FIGURE 7.

Elevated level of shedding of SNAP-Tac in COS cells. A, COS cells transfected with SNAP-Tac were labeled on ice with BG-800 for 30 min. At the indicated time points after shift to 37 °C, lysates and media were collected and processed as described under “Experimental Procedures.” The black bars indicate the fraction of cell-associated SNAP-Tac remaining after each time point (left axis), and the diamond-hatched bars indicate the fraction shed into the medium (right axis). Shedding of SNAP-Tac in COS cells is significantly enhanced when compared with HeLa cells (see Fig. 5, E and F). The bar graph represents normalized data averaged from three independent experiments ±S.D. (error bars).
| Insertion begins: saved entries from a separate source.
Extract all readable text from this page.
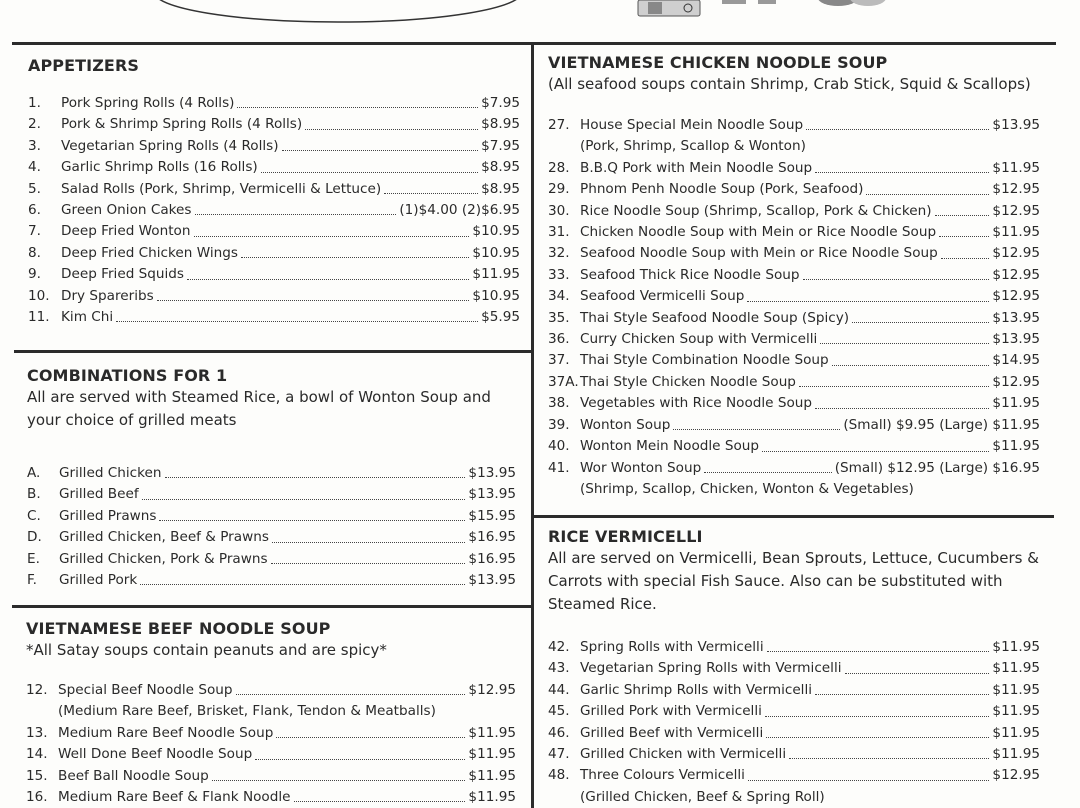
APPETIZERS
1.	Pork Spring Rolls (4 Rolls)	$7.95
2.	Pork & Shrimp Spring Rolls (4 Rolls)	$8.95
3.	Vegetarian Spring Rolls (4 Rolls)	$7.95
4.	Garlic Shrimp Rolls (16 Rolls)	$8.95
5.	Salad Rolls (Pork, Shrimp, Vermicelli & Lettuce)	$8.95
6.	Green Onion Cakes	(1)$4.00 (2)$6.95
7.	Deep Fried Wonton	$10.95
8.	Deep Fried Chicken Wings	$10.95
9.	Deep Fried Squids	$11.95
10. Dry Spareribs	$10.95
11. Kim Chi	$5.95
COMBINATIONS FOR 1
All are served with Steamed Rice, a bowl of Wonton Soup and your choice of grilled meats
A.	Grilled Chicken	$13.95
B.	Grilled Beef	$13.95
C.	Grilled Prawns	$15.95
D.	Grilled Chicken, Beef & Prawns	$16.95
E.	Grilled Chicken, Pork & Prawns	$16.95
F.	Grilled Pork	$13.95
VIETNAMESE BEEF NOODLE SOUP
*All Satay soups contain peanuts and are spicy*
12. Special Beef Noodle Soup	$12.95
(Medium Rare Beef, Brisket, Flank, Tendon & Meatballs)
13. Medium Rare Beef Noodle Soup	$11.95
14. Well Done Beef Noodle Soup	$11.95
15. Beef Ball Noodle Soup	$11.95
16. Medium Rare Beef & Flank Noodle	$11.95
VIETNAMESE CHICKEN NOODLE SOUP
(All seafood soups contain Shrimp, Crab Stick, Squid & Scallops)
27. House Special Mein Noodle Soup	$13.95
(Pork, Shrimp, Scallop & Wonton)
28. B.B.Q Pork with Mein Noodle Soup	$11.95
29. Phnom Penh Noodle Soup (Pork, Seafood)	$12.95
30. Rice Noodle Soup (Shrimp, Scallop, Pork & Chicken)	$12.95
31. Chicken Noodle Soup with Mein or Rice Noodle Soup	$11.95
32. Seafood Noodle Soup with Mein or Rice Noodle Soup	$12.95
33. Seafood Thick Rice Noodle Soup	$12.95
34. Seafood Vermicelli Soup	$12.95
35. Thai Style Seafood Noodle Soup (Spicy)	$13.95
36. Curry Chicken Soup with Vermicelli	$13.95
37. Thai Style Combination Noodle Soup	$14.95
37A. Thai Style Chicken Noodle Soup	$12.95
38. Vegetables with Rice Noodle Soup	$11.95
39. Wonton Soup	(Small) $9.95 (Large) $11.95
40. Wonton Mein Noodle Soup	$11.95
41. Wor Wonton Soup	(Small) $12.95 (Large) $16.95
(Shrimp, Scallop, Chicken, Wonton & Vegetables)
RICE VERMICELLI
All are served on Vermicelli, Bean Sprouts, Lettuce, Cucumbers & Carrots with special Fish Sauce. Also can be substituted with Steamed Rice.
42. Spring Rolls with Vermicelli	$11.95
43. Vegetarian Spring Rolls with Vermicelli	$11.95
44. Garlic Shrimp Rolls with Vermicelli	$11.95
45. Grilled Pork with Vermicelli	$11.95
46. Grilled Beef with Vermicelli	$11.95
47. Grilled Chicken with Vermicelli	$11.95
48. Three Colours Vermicelli	$12.95
(Grilled Chicken, Beef & Spring Roll)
B, COS or HeLa cells were plated in 10-cm dishes, surface-labeled with NHS-PEG₄-biotin for 30 min at room temperature, and then chased for 5 h in serum-free medium. After collecting media and lysing cells, samples were run on an SDS-polyacrylamide gel, then transferred onto nitrocellulose, and incubated with DyLight 800-conjugated NeutrAvidin to detect biotinylated proteins. Equivalent protein levels and media volumes were loaded for each cell type. The scanned sensitivity of the lysate samples was reduced 6-fold to visualize individual protein bands. The migration of prestained molecular mass markers (in kDa) is shown.